У Политова в сенцах прохладно.
Сладко пахнет сушеными яблоками, а от хомутов и шлей, развешанных по стенам, – лошадиным потом.
В углу – кадка с квасом, и рядом кривобокая кровать.
– Вот мой угол: в хате жарко…
Нагнулся Политов, из-под холста бережно вытянул давнишние номера «Правды» и две книжки.
Сунул Григорию в руки и излатанный мешок растопырил:
– Держи…
За концы держит мешок Григорий, а сам строки газетные глазами нижет.
Политов пригоршнями сыпал муку, встряхнул до половины набитый мешок и в горницу мотнулся.

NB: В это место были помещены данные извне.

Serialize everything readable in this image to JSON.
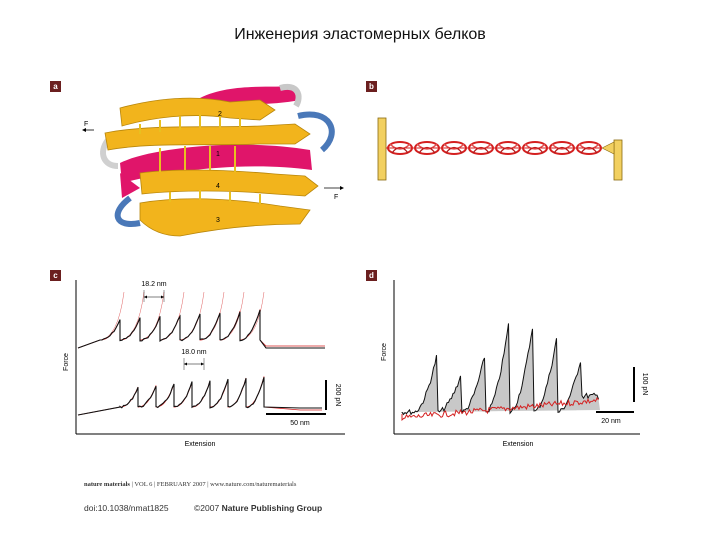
{
  "slide": {
    "title": "Инженерия эластомерных белков"
  },
  "panels": {
    "a": {
      "tag": "a",
      "strand_labels": [
        "2",
        "1",
        "4",
        "3"
      ],
      "force_labels": [
        "F",
        "F"
      ]
    },
    "b": {
      "tag": "b"
    },
    "c": {
      "tag": "c",
      "y_label": "Force",
      "x_label": "Extension",
      "spacing_top": "18.2 nm",
      "spacing_bottom": "18.0 nm",
      "scale_force": "200 pN",
      "scale_ext": "50 nm"
    },
    "d": {
      "tag": "d",
      "y_label": "Force",
      "x_label": "Extension",
      "scale_force": "100 pN",
      "scale_ext": "20 nm"
    }
  },
  "footer": {
    "journal": "nature materials",
    "line": "| VOL 6 | FEBRUARY 2007 | www.nature.com/naturematerials",
    "doi": "doi:10.1038/nmat1825",
    "copyright": "©2007",
    "publisher": "Nature Publishing Group"
  },
  "colors": {
    "accent_red": "#d42020",
    "ribbon_gold": "#f2b41c",
    "helix_magenta": "#e0156a",
    "loop_blue": "#4a78b8",
    "tag_brown": "#6b1f1f"
  }
}
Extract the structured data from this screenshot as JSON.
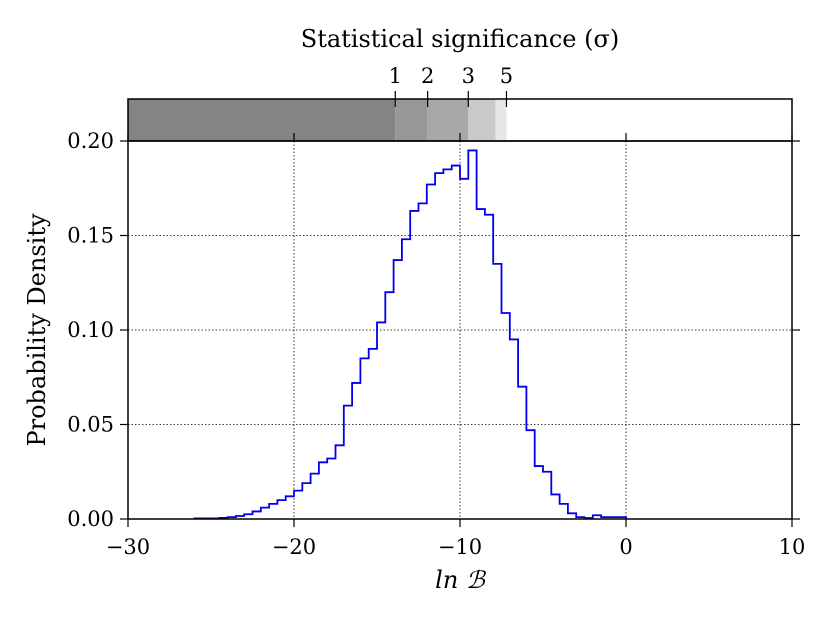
{
  "chart_data": {
    "type": "histogram",
    "title": "",
    "top_axis_label": "Statistical significance (σ)",
    "xlabel": "ln ℬ",
    "ylabel": "Probability Density",
    "xlim": [
      -30,
      10
    ],
    "ylim": [
      0,
      0.2
    ],
    "x_ticks": [
      -30,
      -20,
      -10,
      0,
      10
    ],
    "x_tick_labels": [
      "−30",
      "−20",
      "−10",
      "0",
      "10"
    ],
    "y_ticks": [
      0,
      0.05,
      0.1,
      0.15,
      0.2
    ],
    "y_tick_labels": [
      "0.00",
      "0.05",
      "0.10",
      "0.15",
      "0.20"
    ],
    "grid": true,
    "line_color": "#0000ee",
    "bin_width": 0.5,
    "bins_start": -26,
    "density": [
      0.0003,
      0.0003,
      0.0003,
      0.0006,
      0.001,
      0.0016,
      0.0025,
      0.004,
      0.006,
      0.008,
      0.01,
      0.012,
      0.015,
      0.019,
      0.024,
      0.03,
      0.032,
      0.039,
      0.06,
      0.072,
      0.085,
      0.09,
      0.104,
      0.12,
      0.137,
      0.148,
      0.163,
      0.167,
      0.177,
      0.183,
      0.185,
      0.187,
      0.18,
      0.195,
      0.164,
      0.161,
      0.135,
      0.109,
      0.095,
      0.07,
      0.047,
      0.028,
      0.025,
      0.013,
      0.008,
      0.003,
      0.001,
      0.0005,
      0.002,
      0.001,
      0.001,
      0.001
    ],
    "significance_bar": {
      "bands": [
        {
          "x_start": -30,
          "x_end": -13.9,
          "color": "#848484"
        },
        {
          "x_start": -13.9,
          "x_end": -11.95,
          "color": "#979797"
        },
        {
          "x_start": -11.95,
          "x_end": -9.5,
          "color": "#a8a8a8"
        },
        {
          "x_start": -9.5,
          "x_end": -7.85,
          "color": "#c9c9c9"
        },
        {
          "x_start": -7.85,
          "x_end": -7.2,
          "color": "#e6e6e6"
        },
        {
          "x_start": -7.2,
          "x_end": 10,
          "color": "#ffffff"
        }
      ],
      "ticks": [
        {
          "label": "1",
          "x": -13.9
        },
        {
          "label": "2",
          "x": -11.95
        },
        {
          "label": "3",
          "x": -9.5
        },
        {
          "label": "5",
          "x": -7.2
        }
      ]
    }
  }
}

Принес два куска сала свиного, завернул в ржавый капустный лист, в мешок положил, буркнул:
– Пойдешь домой – захвати вот это!
– Не возьму я… – вспыхнул Григорий.
– Как же не возьмешь?
– Так и не возьму…
– Что же ты, гад! – белея, крикнул Политов и глаза в Гришку вонзил. – А еще товарищ! С голоду будешь дохнуть и слова не скажешь. Бери, а то и дружба врозь!..
– Не хочу я брать у тебя последнее…
– Последняя у попа попадья, – уже мягче сказал Политов, глядя, как Григорий сердито завязывает мешок.
Собрание окончилось перед рассветом.
Степью шел Гришка. Плечи оттягивал мешок с мукой, горели до крови растертые ноги, но бодро и весело шагал он навстречу полыхавшей заре.
Зарею вышла из шалаша Дунятка помету сухого собрать на топку. Григорий рысью от база бежит. Догадалась, что случилось что-то недоброе.
– Аль поделалось что?
– Телушка Гришакина сдохла… Еще три скотинки захворали. – Дух перевел, сказал: – Иди, Дунь, в хутор. Накажи Гришаке и остальным, чтоб пришли нонче… скотина, мол, захворала.
Наскорях покрылась Дунятка. Зашагала Дунятка через бугор от солнышка, ползущего из-за кургана.
Проводил ее Григорий и медленно пошел к базу.
Табун ушел в падинку, а около плетней лежали три телки. К полудню подохли все.
Мечется Григорий от табуна к базу: захворало еще две штуки…
Одна возле пруда на сыром иле упала; голову повернула к Гришке, мычит протяжно; глаза выпуклые слезой стекленеют, а у Гришки по щекам, от загара бронзовым, свои соленые слезы ползут.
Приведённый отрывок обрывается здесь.